Demostrar el origen medieval de la nación resulta imposible sobre todo si aceptamos la afirmación de que el nacionalismo es el que engendra a las naciones y no a la inversa[2]. Hay unanimidad en que el nacionalismo es un hecho contemporáneo, por tanto quienes se obstinan en proporcionar esa antigüedad tan anhelada por la nación, necesitan mitos e invenciones para remontarse más allá del siglo XVIII. La mitología que fundamenta el pasado de las naciones acaba construyendo una devoción mística que sitúa al individuo en una posición de entrega irracional a la patria que puede llegar a exigir incluso la vida.
Para comprender que una ideología exija tanto a sus devotos, no está demás dilucidar qué se entiende por nación y nacionalismo, puesto que quienes defienden el origen medieval de la nación, con frecuencia consideran que es la identidad nacional y no el nacionalismo la que se remonta en el tiempo, como indica el antropólogo Josep R. Llobera[3].

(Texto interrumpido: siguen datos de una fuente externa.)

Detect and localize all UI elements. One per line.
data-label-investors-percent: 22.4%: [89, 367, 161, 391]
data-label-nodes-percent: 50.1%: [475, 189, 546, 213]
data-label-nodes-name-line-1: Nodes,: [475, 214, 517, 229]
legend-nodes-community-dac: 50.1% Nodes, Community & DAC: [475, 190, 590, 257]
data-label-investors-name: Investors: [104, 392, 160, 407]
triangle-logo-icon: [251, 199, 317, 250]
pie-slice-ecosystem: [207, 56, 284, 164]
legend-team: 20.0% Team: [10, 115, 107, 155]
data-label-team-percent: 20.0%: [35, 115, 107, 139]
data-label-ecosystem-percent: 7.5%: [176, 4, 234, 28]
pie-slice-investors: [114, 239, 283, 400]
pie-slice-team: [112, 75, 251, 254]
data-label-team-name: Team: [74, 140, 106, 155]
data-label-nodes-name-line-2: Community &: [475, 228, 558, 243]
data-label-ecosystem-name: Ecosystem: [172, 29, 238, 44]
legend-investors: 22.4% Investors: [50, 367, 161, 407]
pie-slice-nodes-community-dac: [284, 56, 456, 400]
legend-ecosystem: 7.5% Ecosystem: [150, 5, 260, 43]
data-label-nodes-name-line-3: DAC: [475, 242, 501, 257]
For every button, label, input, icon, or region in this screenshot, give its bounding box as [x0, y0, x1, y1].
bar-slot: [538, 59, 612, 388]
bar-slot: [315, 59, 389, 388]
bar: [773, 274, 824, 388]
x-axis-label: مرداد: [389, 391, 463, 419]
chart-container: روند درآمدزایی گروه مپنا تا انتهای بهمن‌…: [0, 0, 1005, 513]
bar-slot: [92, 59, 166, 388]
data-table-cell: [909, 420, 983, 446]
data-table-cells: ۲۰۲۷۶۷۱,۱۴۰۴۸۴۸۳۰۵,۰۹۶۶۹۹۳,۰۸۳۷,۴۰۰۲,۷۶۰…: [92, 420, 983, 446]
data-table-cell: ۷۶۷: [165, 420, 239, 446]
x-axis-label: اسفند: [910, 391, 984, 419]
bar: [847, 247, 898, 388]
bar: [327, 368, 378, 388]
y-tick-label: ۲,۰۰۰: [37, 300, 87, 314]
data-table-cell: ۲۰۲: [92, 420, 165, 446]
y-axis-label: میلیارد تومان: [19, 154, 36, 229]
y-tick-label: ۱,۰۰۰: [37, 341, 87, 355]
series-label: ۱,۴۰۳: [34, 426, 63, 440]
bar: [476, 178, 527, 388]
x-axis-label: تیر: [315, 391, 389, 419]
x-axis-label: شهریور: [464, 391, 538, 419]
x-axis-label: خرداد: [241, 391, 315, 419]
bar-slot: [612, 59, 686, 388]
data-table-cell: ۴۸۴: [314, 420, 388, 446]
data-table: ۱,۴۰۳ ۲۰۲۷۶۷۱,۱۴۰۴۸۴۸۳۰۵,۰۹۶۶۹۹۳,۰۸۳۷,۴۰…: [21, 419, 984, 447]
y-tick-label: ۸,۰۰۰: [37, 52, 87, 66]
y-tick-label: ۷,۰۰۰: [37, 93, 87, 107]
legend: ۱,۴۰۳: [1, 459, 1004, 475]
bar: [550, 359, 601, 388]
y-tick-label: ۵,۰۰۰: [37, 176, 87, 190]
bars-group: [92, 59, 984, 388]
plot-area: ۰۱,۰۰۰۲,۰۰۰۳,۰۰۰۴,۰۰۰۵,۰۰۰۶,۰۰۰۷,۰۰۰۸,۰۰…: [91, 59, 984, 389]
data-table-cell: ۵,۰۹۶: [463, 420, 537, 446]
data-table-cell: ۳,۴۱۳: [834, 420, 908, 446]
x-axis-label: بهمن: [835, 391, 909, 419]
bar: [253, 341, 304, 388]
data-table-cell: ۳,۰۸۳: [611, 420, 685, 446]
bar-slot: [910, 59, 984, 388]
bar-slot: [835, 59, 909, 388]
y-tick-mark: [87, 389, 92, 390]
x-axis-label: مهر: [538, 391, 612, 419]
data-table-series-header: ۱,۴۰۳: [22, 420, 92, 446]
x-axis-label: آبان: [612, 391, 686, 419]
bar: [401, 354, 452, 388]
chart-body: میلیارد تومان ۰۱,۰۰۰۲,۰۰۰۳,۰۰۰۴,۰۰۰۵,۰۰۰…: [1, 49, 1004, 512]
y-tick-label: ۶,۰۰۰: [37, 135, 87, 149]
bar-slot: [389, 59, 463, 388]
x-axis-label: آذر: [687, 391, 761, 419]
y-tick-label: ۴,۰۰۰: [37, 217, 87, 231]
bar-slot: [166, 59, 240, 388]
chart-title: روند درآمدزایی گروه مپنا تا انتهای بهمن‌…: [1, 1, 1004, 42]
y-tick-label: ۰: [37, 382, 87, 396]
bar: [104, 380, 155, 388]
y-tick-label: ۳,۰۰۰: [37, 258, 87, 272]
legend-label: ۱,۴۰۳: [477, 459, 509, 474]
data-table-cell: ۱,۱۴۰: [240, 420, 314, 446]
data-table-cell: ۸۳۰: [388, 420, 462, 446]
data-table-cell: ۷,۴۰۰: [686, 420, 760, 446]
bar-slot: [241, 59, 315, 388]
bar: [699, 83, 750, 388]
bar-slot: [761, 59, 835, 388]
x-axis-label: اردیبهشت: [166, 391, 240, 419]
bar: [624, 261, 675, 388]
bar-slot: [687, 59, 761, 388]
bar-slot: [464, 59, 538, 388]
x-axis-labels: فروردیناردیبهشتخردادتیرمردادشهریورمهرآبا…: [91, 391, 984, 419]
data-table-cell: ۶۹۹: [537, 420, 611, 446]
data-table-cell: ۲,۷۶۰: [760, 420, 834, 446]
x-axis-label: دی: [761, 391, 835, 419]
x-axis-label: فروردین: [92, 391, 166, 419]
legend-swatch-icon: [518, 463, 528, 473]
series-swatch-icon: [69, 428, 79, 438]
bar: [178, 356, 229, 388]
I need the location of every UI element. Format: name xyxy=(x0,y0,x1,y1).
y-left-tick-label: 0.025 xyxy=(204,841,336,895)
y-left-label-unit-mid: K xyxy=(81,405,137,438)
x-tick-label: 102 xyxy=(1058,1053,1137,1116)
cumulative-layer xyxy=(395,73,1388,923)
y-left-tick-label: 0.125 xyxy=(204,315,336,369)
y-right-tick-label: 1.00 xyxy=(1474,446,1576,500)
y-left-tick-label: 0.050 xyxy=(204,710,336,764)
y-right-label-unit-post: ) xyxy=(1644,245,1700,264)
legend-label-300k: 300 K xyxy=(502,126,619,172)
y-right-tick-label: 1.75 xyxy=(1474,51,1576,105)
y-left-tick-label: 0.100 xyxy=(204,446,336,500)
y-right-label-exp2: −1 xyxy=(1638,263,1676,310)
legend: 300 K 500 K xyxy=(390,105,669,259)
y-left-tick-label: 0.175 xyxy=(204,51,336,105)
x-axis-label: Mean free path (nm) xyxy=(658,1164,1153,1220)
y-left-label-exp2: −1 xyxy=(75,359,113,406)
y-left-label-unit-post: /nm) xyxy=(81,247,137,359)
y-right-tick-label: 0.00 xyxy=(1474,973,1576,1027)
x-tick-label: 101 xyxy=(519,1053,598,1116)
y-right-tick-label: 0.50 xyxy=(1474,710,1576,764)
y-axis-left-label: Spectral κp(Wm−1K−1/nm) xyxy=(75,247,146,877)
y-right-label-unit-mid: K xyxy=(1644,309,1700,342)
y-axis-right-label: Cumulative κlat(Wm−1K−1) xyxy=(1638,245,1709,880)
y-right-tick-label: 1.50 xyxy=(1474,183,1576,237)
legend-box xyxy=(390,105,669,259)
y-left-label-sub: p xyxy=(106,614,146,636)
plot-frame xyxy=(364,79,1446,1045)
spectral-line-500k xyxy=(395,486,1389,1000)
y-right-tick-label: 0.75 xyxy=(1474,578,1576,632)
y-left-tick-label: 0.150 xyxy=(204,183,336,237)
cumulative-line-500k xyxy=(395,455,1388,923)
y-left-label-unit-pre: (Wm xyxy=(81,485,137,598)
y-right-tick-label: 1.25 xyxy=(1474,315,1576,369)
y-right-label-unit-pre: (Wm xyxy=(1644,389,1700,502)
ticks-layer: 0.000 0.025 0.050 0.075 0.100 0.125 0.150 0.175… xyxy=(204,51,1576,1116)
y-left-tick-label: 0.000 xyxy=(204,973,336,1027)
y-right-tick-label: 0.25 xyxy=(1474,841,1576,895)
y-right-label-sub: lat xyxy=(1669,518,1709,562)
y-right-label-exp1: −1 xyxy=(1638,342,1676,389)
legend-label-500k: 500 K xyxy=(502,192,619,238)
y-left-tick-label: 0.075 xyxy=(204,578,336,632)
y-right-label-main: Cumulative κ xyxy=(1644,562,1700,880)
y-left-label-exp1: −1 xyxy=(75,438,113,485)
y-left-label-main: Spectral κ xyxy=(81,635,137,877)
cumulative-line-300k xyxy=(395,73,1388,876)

La nación designa aquellos grupos humanos que creen compartir unas características culturales comunes (lengua, raza, historia, religión) y que basándose en ellas, consideran legítimo poseer un poder político propio. En definitiva, para que haya nación tiene que haber grupos humanos cuyos miembros se sientan, o quieran ser, nación. En cambio el nacionalismo se define como la doctrina o principio político de acuerdo con el cual cada pueblo o nación tiene derecho a ejercer  el poder soberano sobre el territorio en el que habita, por tanto la territorialidad es el principal requisito de las naciones[4] y  suele conllevar aspiraciones expansionistas que buscan apropiarse de la mayor extensión de territorio posible.
Dice J. R. Llobera que las raíces de la identidad nacional nacida en la Edad Media surgieron de una parte minoritaria de la población, clases caballerescas y clérigos con una cierta cultura, que tenían miras lingüísticas muy estrechas ya que las personas cultas utilizaban latín y eran universalistas[5].
Para J. R. Llobera es incuestionable que no hay nacionalismo en la Edad Media pero sí la génesis de la conciencia nacional que se manifiesta en algunos factores: el uso de términos como natío y patria (aunque con significados diferentes a los que tienen en la modernidad); la lengua que determina la esencia de la nación (Álvarez Junco[6], sin  embargo, señala que el único terreno cultural que preocupaba a los gobernantes de los siglos XVI y XVII era la religión, no la lengua), las tradiciones mentales (su uso en una literatura escrita); los lazos de parentesco (reconoce que suelen ser mitos); la cultura entendida como las maneras, los hábitos, las costumbres, las leyes, etc., propios de la zona; sentimientos contra la dominación extranjera; y la unión de la religión y el gobierno nacional[7].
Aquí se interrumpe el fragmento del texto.